1.Exercice grandeur nature
«On dénombre 20 centrales nucléaires dans un rayon de 100 km» autour de la Belgique, détaille Samuel Cogolati. Proche d'Anvers et avec plus de 9 millions d'habitants dans un rayon de 75 km, «Doel est la centrale européenne avec le plus grand nombre de riverains à proximité. Tihange occupe la cinquième place avec 5,7 millions d'habitants concernés». Sachant que la métropole anversoise, par exemple, devrait être évacuée en cas d'accident nucléaire à Doel, il convient de préparer au mieux cette évacuation, selon le député. Il propose un exercice grandeur nature, une sorte de grand test du plan d'urgence belge, une fois passée la crise du coronavirus. «Cela pourrait aider les services de police, les hôpitaux, les pompiers et la population en général à mieux se préparer.»
2.Pilules d'iode
Prendre un comprimé d’iode stable permet d’éviter à l’iode radioactif, libéré en cas d’accident nucléaire, de se stocker dans la glande thyroïde et, de ce fait, d’augmenter le risque de cancer. En Belgique, la dernière mouture du plan d’urgence prévoit que l’ensemble de la population doit pouvoir disposer de ces pilules, disponibles par boîtes de quatre en pharmacie.
Cependant, en interrogeant le Centre de crise et l'Agence fédérale de contrôle nucléaire le 23 février dernier, Samuel Cogolati a appris que depuis la dernière campagne de 2018, seules 722 926 boîtes ont été distribuées. «Cela ne pourrait donc servir qu'à un peu moins de 3 millions de personnes.»
Où sont les autres boîtes? «Il y en a 1 389 860 de la campagne de 2018 qui sont stockées chez une firme de transport pharmaceutique. Et 725 760 datant de 2010 sont dans les armoires de la protection civile», s'étonne Samuel Cogolati, qui rappelle que les pilules n'ont en principe qu'une durée de vie de 10 ans.

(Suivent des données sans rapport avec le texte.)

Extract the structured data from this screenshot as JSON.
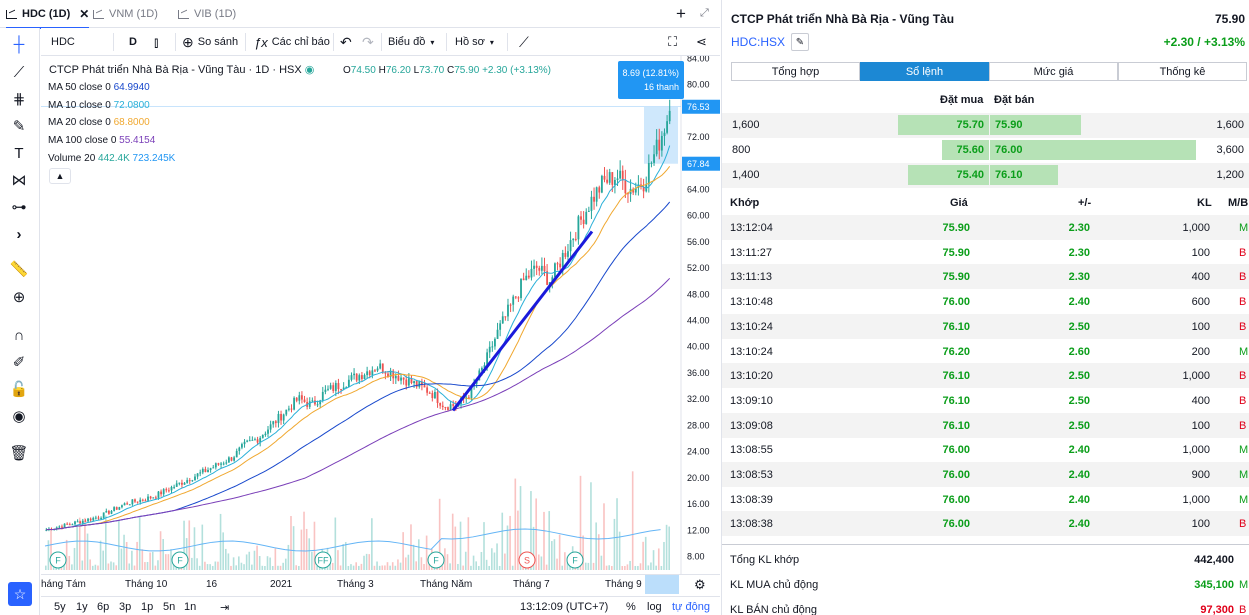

«Vu la chute drastique en 2020 – en raison de la crise sanitaire – de retraits de comprimés d'iode en pharmacie, j'appelle le gouvernement fédéral à relancer une campagne d'information pour sensibiliser les gens», sans attendre 2023 comme prévu. «Il faut protéger les 11 millions des Belges, d'autant plus que les stocks existent et peuvent être distribués gratuitement.»
3.Revoir le plan
La prochaine mise à jour du plan d’urgence nucléaire est prévue en 2023, mais Samuel Cogolati souhaite qu’il soit adapté rapidement, en tenant compte de la réalité d’une crise sanitaire telle que celle que nous traversons. Un tel contexte accroît le risque: personnel des centrales touché par la pandémie, évacuation plus difficile à réaliser, hôpitaux déjà très sollicités, etc.
4.Eaux radioactives
Au-delà des mesures propres à la Belgique, Samuel Cogolati invite notre pays et l’Europe à s’opposer à une décision que pourrait prendre le Japon prochainement, à savoir déverser en mer 1,23 million de m d’eaux radioactives stockées depuis la catastrophe.